De kantonrechter heeft sterk de indruk dat [gedaagde] deze passage zelf aan het verpleegkundig dossier heeft toegevoegd, teneinde aan haar eventuele aansprakelijkheid voor de ontstane schade te ontkomen. Vorenbedoelde passage wijkt namelijk sterk af van de tekst ervoor en erna en bevat de nodige taalfouten, die in de rest van het stuk niet voorkomen. De passage past in feite niet bij de rest van het verhaal dat te lezen is op het overgelegde gedeelte van het verpleegkundig dossier. De kantonrechter zal bij de beoordeling van de aansprakelijkheid van [gedaagde] dan ook geen waarde toekennen aan de door haar aangehaalde passage uit haar verpleegkundig dossier.

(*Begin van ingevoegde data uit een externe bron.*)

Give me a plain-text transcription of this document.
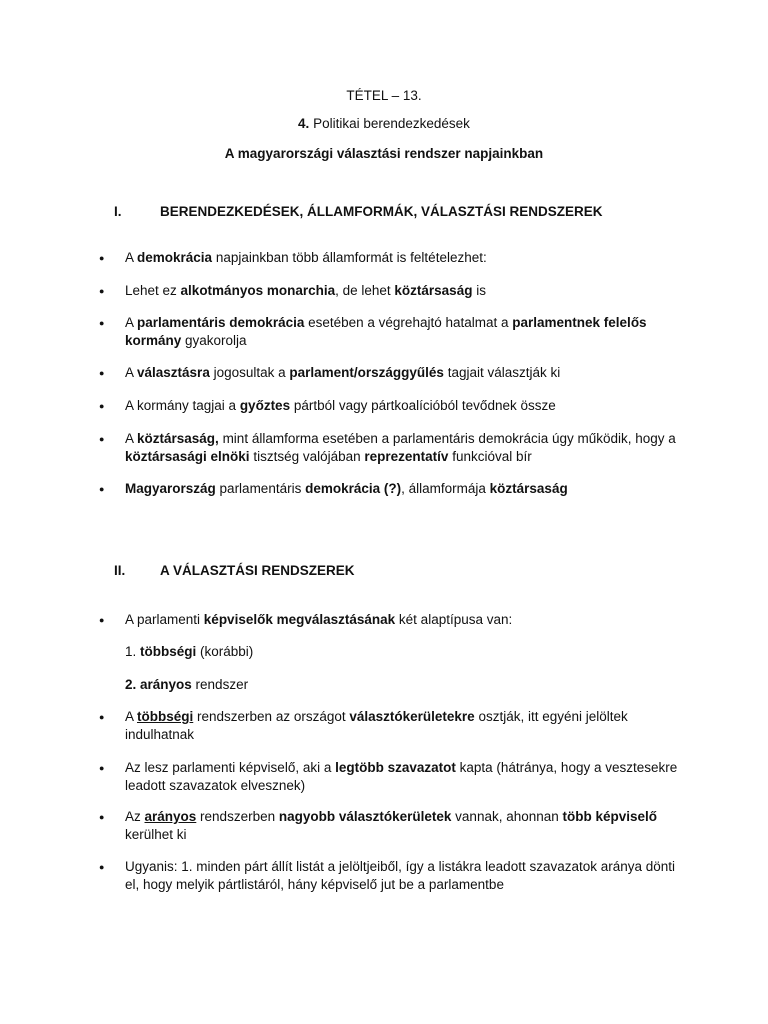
TÉTEL – 13.
4. Politikai berendezkedések
A magyarországi választási rendszer napjainkban
I.	BERENDEZKEDÉSEK, ÁLLAMFORMÁK, VÁLASZTÁSI RENDSZEREK
●	A demokrácia napjainkban több államformát is feltételezhet:
●	Lehet ez alkotmányos monarchia, de lehet köztársaság is
●	A parlamentáris demokrácia esetében a végrehajtó hatalmat a parlamentnek felelős kormány gyakorolja
●	A választásra jogosultak a parlament/országgyűlés tagjait választják ki
●	A kormány tagjai a győztes pártból vagy pártkoalícióból tevődnek össze
●	A köztársaság, mint államforma esetében a parlamentáris demokrácia úgy működik, hogy a köztársasági elnöki tisztség valójában reprezentatív funkcióval bír
●	Magyarország parlamentáris demokrácia (?), államformája köztársaság
II.	A VÁLASZTÁSI RENDSZEREK
●	A parlamenti képviselők megválasztásának két alaptípusa van:
1. többségi (korábbi)
2. arányos rendszer
●	A többségi rendszerben az országot választókerületekre osztják, itt egyéni jelöltek indulhatnak
●	Az lesz parlamenti képviselő, aki a legtöbb szavazatot kapta (hátránya, hogy a vesztesekre leadott szavazatok elvesznek)
●	Az arányos rendszerben nagyobb választókerületek vannak, ahonnan több képviselő kerülhet ki
●	Ugyanis: 1. minden párt állít listát a jelöltjeiből, így a listákra leadott szavazatok aránya dönti el, hogy melyik pártlistáról, hány képviselő jut be a parlamentbe
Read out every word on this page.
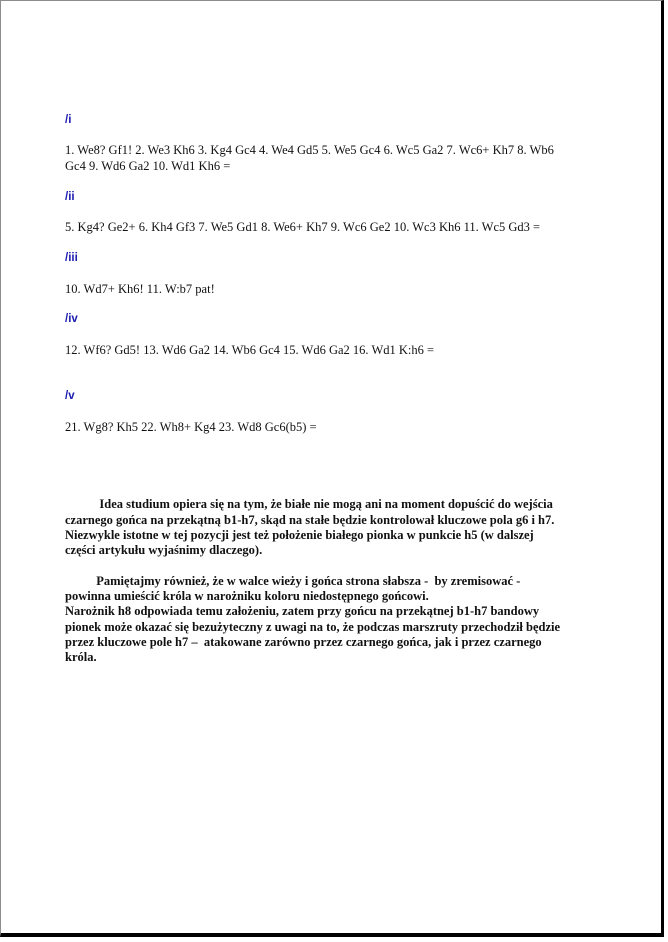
/i
1. We8? Gf1! 2. We3 Kh6 3. Kg4 Gc4 4. We4 Gd5 5. We5 Gc4 6. Wc5 Ga2 7. Wc6+ Kh7 8. Wb6
Gc4 9. Wd6 Ga2 10. Wd1 Kh6 =
/ii
5. Kg4? Ge2+ 6. Kh4 Gf3 7. We5 Gd1 8. We6+ Kh7 9. Wc6 Ge2 10. Wc3 Kh6 11. Wc5 Gd3 =
/iii
10. Wd7+ Kh6! 11. W:b7 pat!
/iv
12. Wf6? Gd5! 13. Wd6 Ga2 14. Wb6 Gc4 15. Wd6 Ga2 16. Wd1 K:h6 =
/v
21. Wg8? Kh5 22. Wh8+ Kg4 23. Wd8 Gc6(b5) =
Idea studium opiera się na tym, że białe nie mogą ani na moment dopuścić do wejścia
czarnego gońca na przekątną b1-h7, skąd na stałe będzie kontrolował kluczowe pola g6 i h7.
Niezwykle istotne w tej pozycji jest też położenie białego pionka w punkcie h5 (w dalszej
części artykułu wyjaśnimy dlaczego).
Pamiętajmy również, że w walce wieży i gońca strona słabsza -  by zremisować -
powinna umieścić króla w narożniku koloru niedostępnego gońcowi.
Narożnik h8 odpowiada temu założeniu, zatem przy gońcu na przekątnej b1-h7 bandowy
pionek może okazać się bezużyteczny z uwagi na to, że podczas marszruty przechodził będzie
przez kluczowe pole h7 –  atakowane zarówno przez czarnego gońca, jak i przez czarnego
króla.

4.2. Vervolgens komt de vraag aan de orde of [gedaagde] jegens GGZ aansprakelijk is voor het schadeveroorzakende brandje. GGZ heeft de aansprakelijkheid van [gedaagde] gegrond op artikel 6:166 BW, handelende over de onrechtmatige daad in groepsverband. Dit artikel bepaalt dat indien één van tot een groep behorende personen onrechtmatig schade toebrengt en de kans op het aldus toebrengen van schade deze personen had behoren te weerhouden van hun gedragingen in groepsverband, zij hoofdelijk aansprakelijk zijn indien deze gedragingen hun kunnen worden toegerekend.
4.3. Uit de stukken, in het bijzonder de conclusie van antwoord zijdens [gedaagde], leidt de kantonrechter af dat het ging om twee elkaar opvolgende brandjes, waarbij vast staat dat [gedaagde] bij het eerste brandje betrokken was, samen met twee vriendinnen. Voorts staat vast dat in ieder geval de twee vriendinnen van [gedaagde] bij het tweede brandje betrokken waren. Niet gebleken is dat er een relevante onderbreking qua tijd tussen de twee afzonderlijke brandjes heeft gezeten.
4.4. [gedaagde] heeft ontkend dat zij bij het tweede, schadeveroorzakende, brandje was betrokken. De kantonrechter zal echter aan dit verweer voorbijgaan, nu [gedaagde] gezien het geringe tijdsverloop tussen de twee brandjes en haar vaststaande betrokkenheid bij in ieder geval het eerste brandje, heeft te gelden als lid van een groep wier gedragingen een ontwikkeling in gang hebben gezet die tot de schade aan de eigendommen van GGZ hebben geleid en die het - overigens door GGZ betwiste - terugtreden van [gedaagde] niet meer heeft kunnen afremmen. Blijkens de parlementaire geschiedenis van artikel 6:166 BW kan [gedaagde] in zo'n geval ook voor de uit de tweede brandstichting voortvloeiende schade aansprakelijk worden gehouden.
Dit brengt met zich mee dat de gevorderde hoofdsom, omvattende een schadebedrag van ƒ 735,00, kan worden toegewezen.
4.5. De gevorderde wettelijke rente en buitengerechtelijke incassokosten zijn door [gedaagde] niet zelfstandig betwist, zodat deze bedragen als zijnde onweersproken voor toewijzing in aanmerking komen.
4.6. [gedaagde] zal als de in het ongelijk te stellen partij worden veroordeeld in de kosten van deze procedure.
4.7. In verband met de invoering van de euro als wettig betaalmiddel met ingang van 1 januari 2002 zal bij de hiernavolgende beslissing worden uitgegaan van bedragen vermeld in euro's.